Cells are packed full of organelles and molecules like proteins floating in a liquid known as cytoplasm. In recent years, scientists have found that like oil and vinegar, liquid droplets can form inside of liquid cytoplasm, in a phenomenon known as liquid-liquid phase separation, to create so-called membrane-less organelles. We're just starting to learn more about these droplets, which are thought to herd various structures and molecules together to encourage certain chemical reactions or processes to take place.
Now scientists have suggested that these membrane-less organelles (which don't have an official name yet) are involved in the metastasis of cancer. The work has been reported in Nature Cell Biology.
"We believe this is the first time that phase separation has been implicated in cancer metastasis," said senior study author Yibin Kang, the Warner-Lambert/Parke-Davis Professor of Molecular Biology at Princeton University.
It's been a surprise to identify a new organelle.
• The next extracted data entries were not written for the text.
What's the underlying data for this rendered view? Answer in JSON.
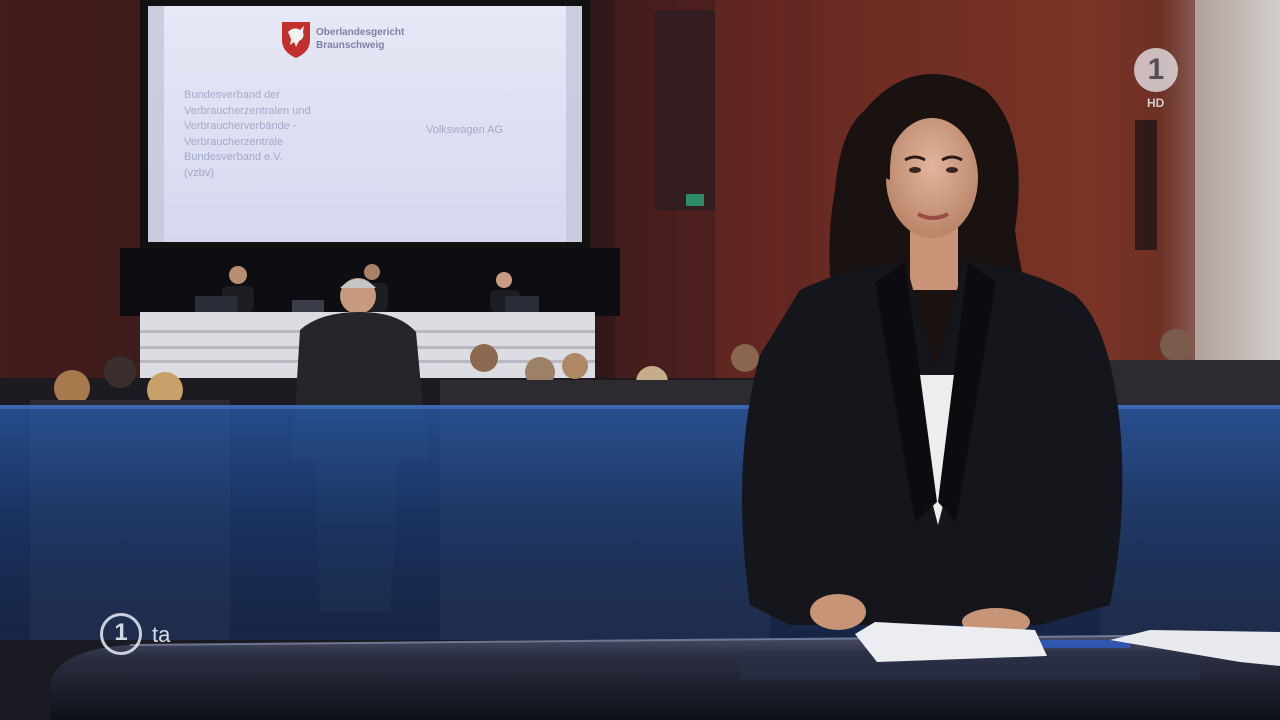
{
  "screen": {
    "court_logo_text": "Oberlandesgericht\nBraunschweig",
    "plaintiff_text": "Bundesverband der\nVerbraucherzentralen und\nVerbraucherverbände -\nVerbraucherzentrale\nBundesverband e.V.\n(vzbv)",
    "defendant_text": "Volkswagen AG"
  },
  "broadcast": {
    "station_logo": "1",
    "station_quality": "HD",
    "program_logo_mark": "1",
    "program_logo_text": "ta"
  },
  "colors": {
    "wall_red": "#6b2a22",
    "band_blue": "#1e4a86",
    "jacket": "#15161c",
    "desk": "#1c2030"
  }
}
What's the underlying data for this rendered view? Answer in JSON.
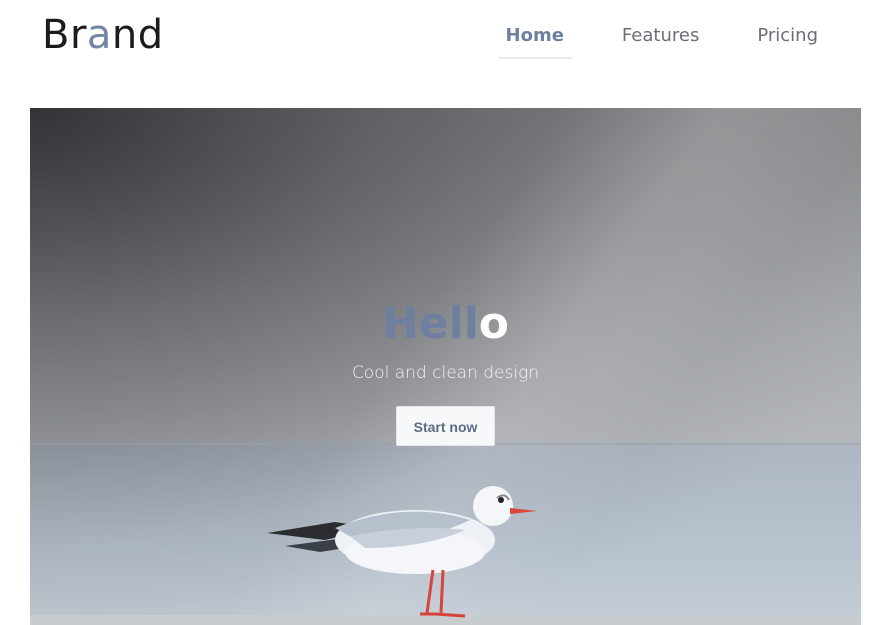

Kang compared it to finding a new planet in our solar system. "Some organelles we have known for 100 years or more, and then all of a sudden, we found a new one!"
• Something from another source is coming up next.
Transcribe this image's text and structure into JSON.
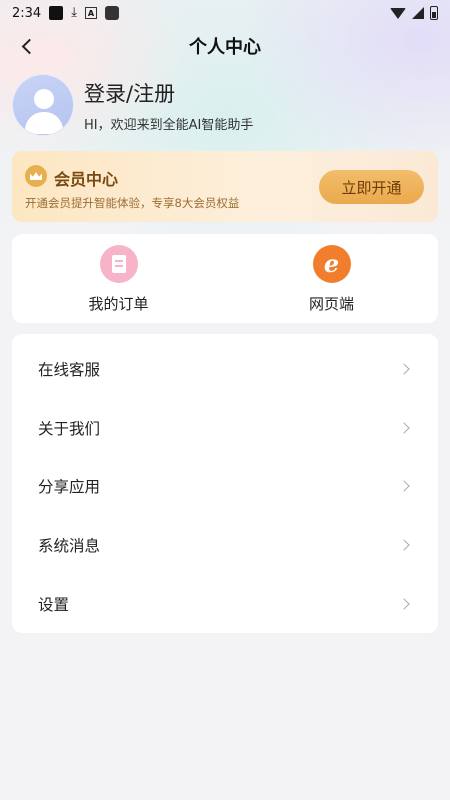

"Everybody goes to school, and they learn 'The mitochondria is the powerhouse of the cell,' and a few other things about a few organelles, but now, our classic definition of what's inside a cell, of how a cell organizes itself and controls its behavior, is starting to shift," noted first study author and Kang lab post-doctoral researcher Mark Esposito, Ph.D. "Our research marks a very concrete step forward in that."
A cellular pathway called Wnt is known to play a vital role in the development of many organisms. In cancer cells, the Wnt pathway can be corrupted to promote tumor growth (instead of embryo growth). It's also known to play various roles in the growth of bone and the metastasis of cancer to bones.
Kang and colleagues were studying the relationships between Wnt, a signaling molecule known as TGF-ß, and a gene called DACT1. They found that membrane-less organelles are involved. When TGF-ß is signaling to a cell, DACT1 hoards a molecule called Casein Kinase 2 (CK2), and uses membrane-less organelles to do so. The lack of CK2 disrupts the Wnt pathway.
Additional work showed that bone tumors can trigger Wnt signaling throughout the bone. Since TGF-ß levels are high in bone, CK2 is easily sequestered and Wnt is suppressed. Tumors can then stimulate osteoclast growth, which scrubs away old tissue in the bone. TGF-ß levels thus remain high, more CK2 is hoarded by DACT1, and Wnt is suppressed even further, which is known to play a role in metastasis.
The scientists believe that this work will open up new cancer treatment targets.
"For example, if we have a way to disrupt the DACT1 complex, perhaps the tumor will disseminate, but it will never be able to 'grow up' to be life-threatening metastasis. That's the hope," Kang said.
"This is a more dynamic signaling node than just controlling Wnt and TGF-b," added Esposito. "This is just the tip of the iceberg on a new field of biology."